Liability reform is also part of this agenda. Traditional tort reform based on California's "MICRA" law remains a goal, at least to stabilize the current situation, and a cap on noneconomic damages would bring some predictability to liability determination. But in a managed care world, additional reforms are necessary that take into account the increased complexity of medical decision-making, where factors beyond the control of doctor and patient may affect the likelihood of injury. Legislation is necessary to reverse court interpretations of the Employee Retirement Income Security Act (ERISA) that have protected health plans from liability. And the College has called for demonstrations of organizational or "enterprise" liability that would hold an organization such as an HMO liable for injury and thus encourage system-wide quality improvement efforts.
The College is seeking additional authority for physicians to form and direct integrated health care plans. Legislative authority for provider-sponsored networks to contract directly with Medicare--and compete with insurancecompany-dominated plans--remains an important goal.
Restructuring the workforce
There is only limited consensus within the medical profession on appropriate solutions to issues of GME financing and workforce supply.

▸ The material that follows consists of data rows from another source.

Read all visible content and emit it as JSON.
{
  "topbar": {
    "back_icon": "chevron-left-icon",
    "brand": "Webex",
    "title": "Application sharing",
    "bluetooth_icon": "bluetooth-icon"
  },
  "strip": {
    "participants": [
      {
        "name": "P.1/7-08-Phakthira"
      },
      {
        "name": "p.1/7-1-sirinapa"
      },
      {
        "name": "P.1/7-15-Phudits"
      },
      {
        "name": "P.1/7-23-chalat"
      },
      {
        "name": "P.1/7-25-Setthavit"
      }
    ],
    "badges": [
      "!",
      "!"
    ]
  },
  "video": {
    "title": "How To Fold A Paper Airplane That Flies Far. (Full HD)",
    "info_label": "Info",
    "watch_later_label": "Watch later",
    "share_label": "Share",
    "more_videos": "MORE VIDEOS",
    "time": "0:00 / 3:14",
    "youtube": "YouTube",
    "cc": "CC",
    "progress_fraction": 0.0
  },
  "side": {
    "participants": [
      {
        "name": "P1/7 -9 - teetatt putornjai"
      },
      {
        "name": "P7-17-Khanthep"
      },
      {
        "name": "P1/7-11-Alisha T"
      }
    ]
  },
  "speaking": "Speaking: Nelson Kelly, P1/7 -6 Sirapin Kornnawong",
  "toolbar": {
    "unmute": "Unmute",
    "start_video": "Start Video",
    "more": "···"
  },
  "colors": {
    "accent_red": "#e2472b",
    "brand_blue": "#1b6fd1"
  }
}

Most people agree that the United States faces an oversupply of physicians. Legislative solutions may create a cap on funding of current residency slots and gradually reduce reimbursement for indirect medical education expenses. However, the political clout of academic institutions is likely to prevent any dramatic reductions.
ACP and other physician organizations have supported all-payer funding for GME, but capturing a percentage of private insurance premiums to pay for education is seen as a tax and not likely to win passage. More likely is new authority for Medicare to pay for training in non-hospital settings. House Ways and Means Committee Chairman Bill Archer (R-Texas) told ACP that he wants to dissociate GME funding from service payments and fund GME through direct appropriations. Despite his powerful support, such a proposal remains controversial.
Public health initiatives
A number of public health issues round out the policy agenda. In a policy paper to be released at Annual Session, the College will call for new public and private partnerships to address the severe problems of inner city health care. The College has been a strong supporter of FDA regulations to decrease cigarette smoking by youth and continues to oppose Congressional efforts to restrict the FDA's authority. ACP supports federal government research funding through the NIH and has used recent meetings to impress upon members of Congress the need for increased funding for research on quality measures and outcomes and other areas of health services research.
Howard Shapiro is Vice President for Public Policy and heads ACP's Washington, D.C., Office.